A rather different, giddy side to Gilman emerges in her January 24, 1884 letter to Lane in which she mentions recently published work.
“My various ‘poems’ are printed and if you want to buy a ‘Woman’s Journal’ issue of Jan. 12th, you may have the proud joy of seeing my illustrious name therein.”
The University’s collection also contains 15 of Gilman’s advertising trade cards, which she illustrated (unsigned) for several businesses in the Northeast, most notably for the maker of household soap, Kendall Manufacturing Co.
Reading her letters, you can see—almost hear—some of Gilman’s spunk and self-deprecating humor.
“I’m trying to paint lots of cards for Xmas but I don’t get on very fast. Well it’s vacation!,” she tells Lane in a July 21, 1884 letter, shortly after her marriage to Stetson. “Housekeeping flourishes. I kin cook. My appetite fails not. But O my power of writing letters does. I haven’t a word to say to you, dear, so I’ll stop.”
The letters have attracted the attention of researchers such as Todd Gernes, who places them in the context of young women’s literary culture in 19th-century America.
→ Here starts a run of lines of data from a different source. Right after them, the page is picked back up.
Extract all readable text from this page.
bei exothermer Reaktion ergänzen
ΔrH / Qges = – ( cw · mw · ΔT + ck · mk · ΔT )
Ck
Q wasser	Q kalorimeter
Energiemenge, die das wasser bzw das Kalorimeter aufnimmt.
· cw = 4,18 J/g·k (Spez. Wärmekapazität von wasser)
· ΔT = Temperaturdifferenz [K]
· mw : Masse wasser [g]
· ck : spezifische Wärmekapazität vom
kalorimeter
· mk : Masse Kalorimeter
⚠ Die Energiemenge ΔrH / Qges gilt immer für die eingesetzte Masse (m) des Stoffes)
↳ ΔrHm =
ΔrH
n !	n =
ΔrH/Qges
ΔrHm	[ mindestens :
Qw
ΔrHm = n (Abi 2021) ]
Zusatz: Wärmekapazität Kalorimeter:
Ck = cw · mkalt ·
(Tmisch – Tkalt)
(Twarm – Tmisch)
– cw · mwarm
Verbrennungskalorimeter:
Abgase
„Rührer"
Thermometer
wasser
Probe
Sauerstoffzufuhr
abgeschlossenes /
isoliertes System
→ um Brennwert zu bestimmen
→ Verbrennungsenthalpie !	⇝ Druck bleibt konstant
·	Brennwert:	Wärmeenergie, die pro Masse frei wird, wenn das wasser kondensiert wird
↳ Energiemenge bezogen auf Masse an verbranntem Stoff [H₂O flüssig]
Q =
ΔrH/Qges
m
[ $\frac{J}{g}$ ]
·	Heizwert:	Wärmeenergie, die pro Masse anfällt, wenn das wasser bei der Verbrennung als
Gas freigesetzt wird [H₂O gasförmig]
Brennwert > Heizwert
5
Rochester’s collection “greatly extends and enhances our understanding of how a close, literary friendship that lasted a lifetime provided emotional support and intellectual nourishment to two women of talent and ambition who, though very different in temperament and outlook, strove to engage the world around them in significant ways,” says Gernes, an associate professor of history and American studies at Stonehill College in Massachusetts.
“The rawness, intensity, and dailiness of the letters highlight her strength, vulnerability, and complexity—in a word, her humanity.”